The question remains how you are expected to manage the shortage and the deficit?! Well, it largely depends on you! If you have extra money, you can pay to maintain the balance and cover the shortage or deficit. Otherwise, the remaining payments would be rolled over to become part of your next year’s mortgage payments.

Know the Benefits & Challenges of Escrow Account

Let’s look at some of the advantages and issues of having an Escrow account:

  • Convenience of Letting Lenders Manage your Funds

    Letting your mortgage lender hold your property tax and homeowners insurance payments in escrow assures that those payments are made on time and on a regular basis. You get to avoid the stress of keeping track of the payments and their corresponding dates. This, however, requires you to give up control of your funds to a third party, enabling it to make payments on your behalf.

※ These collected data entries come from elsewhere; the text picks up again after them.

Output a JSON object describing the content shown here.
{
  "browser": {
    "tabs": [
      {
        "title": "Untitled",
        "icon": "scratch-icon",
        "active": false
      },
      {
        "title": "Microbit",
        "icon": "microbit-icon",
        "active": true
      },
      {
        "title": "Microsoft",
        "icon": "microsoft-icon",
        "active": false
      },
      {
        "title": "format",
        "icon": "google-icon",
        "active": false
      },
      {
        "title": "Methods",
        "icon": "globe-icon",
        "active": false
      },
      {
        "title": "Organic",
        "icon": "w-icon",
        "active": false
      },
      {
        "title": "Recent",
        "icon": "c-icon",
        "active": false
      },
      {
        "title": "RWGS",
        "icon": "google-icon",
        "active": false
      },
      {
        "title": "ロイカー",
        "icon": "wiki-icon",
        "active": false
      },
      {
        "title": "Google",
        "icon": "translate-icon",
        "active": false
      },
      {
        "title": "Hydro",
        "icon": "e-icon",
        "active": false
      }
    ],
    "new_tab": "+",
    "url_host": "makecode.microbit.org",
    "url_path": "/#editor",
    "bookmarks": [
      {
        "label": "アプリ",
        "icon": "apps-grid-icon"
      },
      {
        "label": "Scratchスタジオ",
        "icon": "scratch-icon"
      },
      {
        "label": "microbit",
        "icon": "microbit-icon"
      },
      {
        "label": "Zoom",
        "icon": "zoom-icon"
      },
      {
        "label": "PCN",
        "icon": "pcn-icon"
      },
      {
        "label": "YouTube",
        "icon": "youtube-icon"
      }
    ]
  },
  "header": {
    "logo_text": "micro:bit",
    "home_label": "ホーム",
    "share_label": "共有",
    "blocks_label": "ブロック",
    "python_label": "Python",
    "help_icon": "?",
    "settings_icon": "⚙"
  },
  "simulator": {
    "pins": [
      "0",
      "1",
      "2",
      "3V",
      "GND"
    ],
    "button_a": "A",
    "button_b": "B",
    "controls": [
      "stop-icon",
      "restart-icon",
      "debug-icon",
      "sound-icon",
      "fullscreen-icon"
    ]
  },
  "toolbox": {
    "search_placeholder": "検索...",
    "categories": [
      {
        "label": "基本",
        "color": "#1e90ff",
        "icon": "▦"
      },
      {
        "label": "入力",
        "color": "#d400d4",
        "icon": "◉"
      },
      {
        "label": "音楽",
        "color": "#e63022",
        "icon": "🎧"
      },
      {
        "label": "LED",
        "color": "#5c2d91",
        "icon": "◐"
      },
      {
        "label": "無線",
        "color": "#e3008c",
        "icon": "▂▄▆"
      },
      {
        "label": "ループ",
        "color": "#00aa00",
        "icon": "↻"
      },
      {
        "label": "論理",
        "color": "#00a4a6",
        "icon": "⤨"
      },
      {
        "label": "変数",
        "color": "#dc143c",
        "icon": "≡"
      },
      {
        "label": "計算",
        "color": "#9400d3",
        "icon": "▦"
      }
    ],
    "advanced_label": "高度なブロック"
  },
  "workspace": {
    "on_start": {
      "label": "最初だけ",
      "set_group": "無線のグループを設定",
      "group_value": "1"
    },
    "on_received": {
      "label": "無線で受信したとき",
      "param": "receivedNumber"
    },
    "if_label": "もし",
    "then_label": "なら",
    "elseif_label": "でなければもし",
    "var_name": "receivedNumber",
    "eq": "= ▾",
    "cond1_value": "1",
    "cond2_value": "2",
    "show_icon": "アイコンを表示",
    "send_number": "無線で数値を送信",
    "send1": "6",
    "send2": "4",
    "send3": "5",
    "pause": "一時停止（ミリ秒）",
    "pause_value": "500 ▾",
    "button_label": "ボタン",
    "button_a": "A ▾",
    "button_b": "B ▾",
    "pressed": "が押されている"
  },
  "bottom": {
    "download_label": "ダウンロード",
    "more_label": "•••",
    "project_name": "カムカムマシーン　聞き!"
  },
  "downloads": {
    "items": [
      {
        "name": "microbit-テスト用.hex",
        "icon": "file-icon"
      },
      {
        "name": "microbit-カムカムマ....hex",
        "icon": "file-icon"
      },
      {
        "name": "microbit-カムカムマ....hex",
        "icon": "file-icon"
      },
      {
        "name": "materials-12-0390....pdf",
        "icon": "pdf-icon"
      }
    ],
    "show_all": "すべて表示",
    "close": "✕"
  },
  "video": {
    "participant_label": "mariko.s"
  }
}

  • Maintenance of a Balance

    As the balance in the Escrow account should equal at least two months of property taxes and insurance payments, the saved money would give you peace of mind and decrease your anxiety about these expenses. However, while it may be convenient to have insurance and taxes included in your monthly mortgage payment, doing so may swell your payment and limit your spending options. Plus, you have to take account shortage and deficit into consideration as well.

  • Maintaining Transparency

    Escrow services offer transparency in the transaction process. All parties may follow the status of the transaction and the funds held in escrow, ensuring that everyone is on the same page. You will know exactly what to expect since the required escrow amount is added to your monthly mortgage payment. Your lender will give you written notice if the escrow portion of your monthly mortgage payment needs to be increased. Your lender would also provide you with an annual escrow statement that lists your payments as well as any overages or deficiencies.

Pay Yourself or Through Escrow

So the question remains, what should you do? Should you put money in Escrow or opt for the alternative way of leaving tax and insurance payments in Escrow? As discussed above, it depends on your lender’s requirements, loan-to-value ratio, and your own disciplined and saving nature. You should choose what best suits your financial and personal circumstances.

If your mortgage lender allows you to pay your property taxes and insurance directly to the appropriate organizations, you can have more control over your money and lower mortgage payments. When deciding which payment method to use for your mortgage, it is important to bear in mind the trade-offs between the convenience of an escrow account and the control gained by making payments independently. By factoring in all the variables, decide accordingly!